Złożenie przyłbicy z elementów wymaga zręczności. Zgłosili się do tej pracy pracownicy otwockich placówek oświatowych.   Jarosław Margielski /Facebook Złożenie przyłbicy z elementów wymaga zręczności. Zgłosili się do tej pracy pracownicy otwockich placówek oświatowych.

Sala gimnastyczna Szkoły Podstawowej nr 4 w Otwocku zamieniła się w wielką montażownię. Przy rozstawionych uczniowskich ławkach, z dostarczonych elementów przyłbice składają pracownicy tej szkoły oraz Szkoły Podstawowej nr 6 i Przedszkola Miejskiego nr 16. Tylko dzisiaj do południa w kartony gotowe do transportu zapakowano ponad tysiąc egzemplarzy.
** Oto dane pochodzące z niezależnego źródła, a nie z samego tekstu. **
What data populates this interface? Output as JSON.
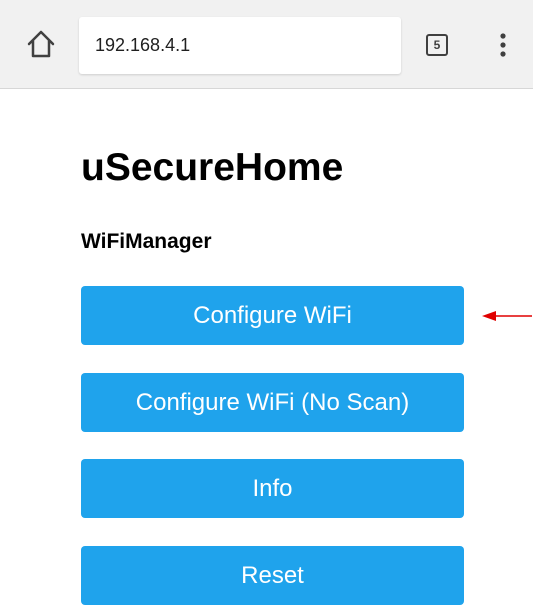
{
  "browser": {
    "url": "192.168.4.1",
    "tab_count": "5",
    "home_icon": "home-icon",
    "menu_icon": "more-vert-icon"
  },
  "page": {
    "title": "uSecureHome",
    "subtitle": "WiFiManager"
  },
  "buttons": [
    {
      "label": "Configure WiFi"
    },
    {
      "label": "Configure WiFi (No Scan)"
    },
    {
      "label": "Info"
    },
    {
      "label": "Reset"
    }
  ],
  "colors": {
    "button_bg": "#1fa3ec",
    "button_text": "#ffffff",
    "annotation_arrow": "#e00000",
    "toolbar_bg": "#f1f1f1"
  }
}
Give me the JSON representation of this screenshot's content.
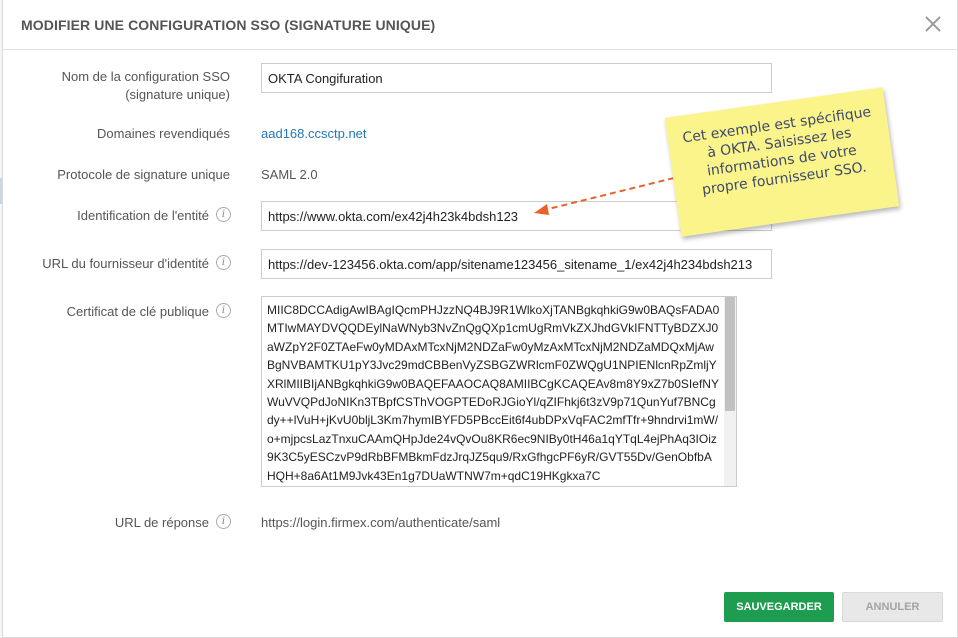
{
  "dialog": {
    "title": "MODIFIER UNE CONFIGURATION SSO (SIGNATURE UNIQUE)",
    "close_icon": "close-icon"
  },
  "fields": {
    "config_name": {
      "label": "Nom de la configuration SSO (signature unique)",
      "value": "OKTA Congifuration"
    },
    "domains": {
      "label": "Domaines revendiqués",
      "value": "aad168.ccsctp.net"
    },
    "protocol": {
      "label": "Protocole de signature unique",
      "value": "SAML 2.0"
    },
    "entity_id": {
      "label": "Identification de l'entité",
      "value": "https://www.okta.com/ex42j4h23k4bdsh123"
    },
    "idp_url": {
      "label": "URL du fournisseur d'identité",
      "value": "https://dev-123456.okta.com/app/sitename123456_sitename_1/ex42j4h234bdsh213"
    },
    "certificate": {
      "label": "Certificat de clé publique",
      "value": "MIIC8DCCAdigAwIBAgIQcmPHJzzNQ4BJ9R1WlkoXjTANBgkqhkiG9w0BAQsFADA0MTIwMAYDVQQDEylNaWNyb3NvZnQgQXp1cmUgRmVkZXJhdGVkIFNTTyBDZXJ0aWZpY2F0ZTAeFw0yMDAxMTcxNjM2NDZaFw0yMzAxMTcxNjM2NDZaMDQxMjAwBgNVBAMTKU1pY3Jvc29mdCBBenVyZSBGZWRlcmF0ZWQgU1NPIENlcnRpZmljYXRlMIIBIjANBgkqhkiG9w0BAQEFAAOCAQ8AMIIBCgKCAQEAv8m8Y9xZ7b0SIefNYWuVVQPdJoNIKn3TBpfCSThVOGPTEDoRJGioYl/qZIFhkj6t3zV9p71QunYuf7BNCgdy++lVuH+jKvU0bljL3Km7hymIBYFD5PBccEit6f4ubDPxVqFAC2mfTfr+9hndrvi1mW/o+mjpcsLazTnxuCAAmQHpJde24vQvOu8KR6ec9NIBy0tH46a1qYTqL4ejPhAq3IOiz9K3C5yESCzvP9dRbBFMBkmFdzJrqJZ5qu9/RxGfhgcPF6yR/GVT55Dv/GenObfbAHQH+8a6At1M9Jvk43En1g7DUaWTNW7m+qdC19HKgkxa7C"
    },
    "reply_url": {
      "label": "URL de réponse",
      "value": "https://login.firmex.com/authenticate/saml"
    }
  },
  "info_icon": "info-icon",
  "note": {
    "text": "Cet exemple est spécifique à OKTA. Saisissez les informations de votre propre fournisseur SSO."
  },
  "buttons": {
    "save": "SAUVEGARDER",
    "cancel": "ANNULER"
  },
  "colors": {
    "save_green": "#1e9c50",
    "link_blue": "#2577b7",
    "note_yellow": "#fbf48a",
    "arrow_orange": "#e8622a"
  }
}
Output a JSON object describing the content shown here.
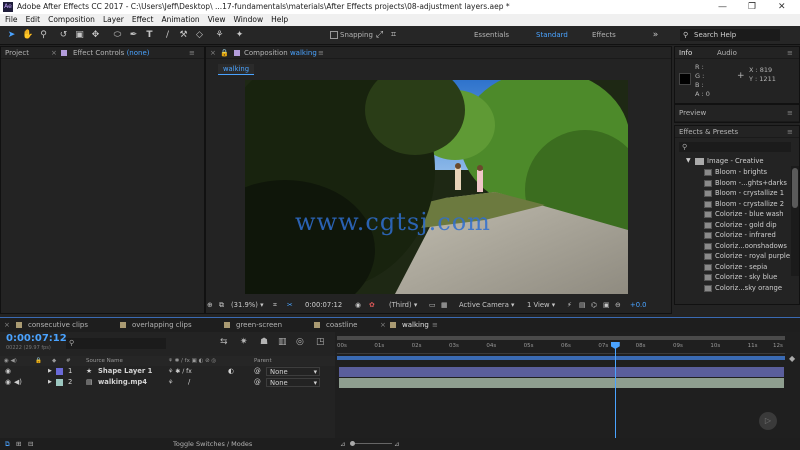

A możliwości przerobowe są o wiele większe. Z linii produkcyjnej może schodzić dziennie nawet 5 tys. przyłbic. Koszt wytworzenia jednej nie przekracza 1,90 zł. Identyczny model na rynku detalicznym kosztuje średnio 25 zł.

- Chciałbym, żeby po zaspokojeniu potrzeb lokalnej społeczności, nasze miasto mogło służyć pomocą innym gminom z całej Polski. Jesteśmy gotowi do współpracy i dzielenia się naszymi doświadczeniami. - zapewnia prezydent Jarosław Margielski.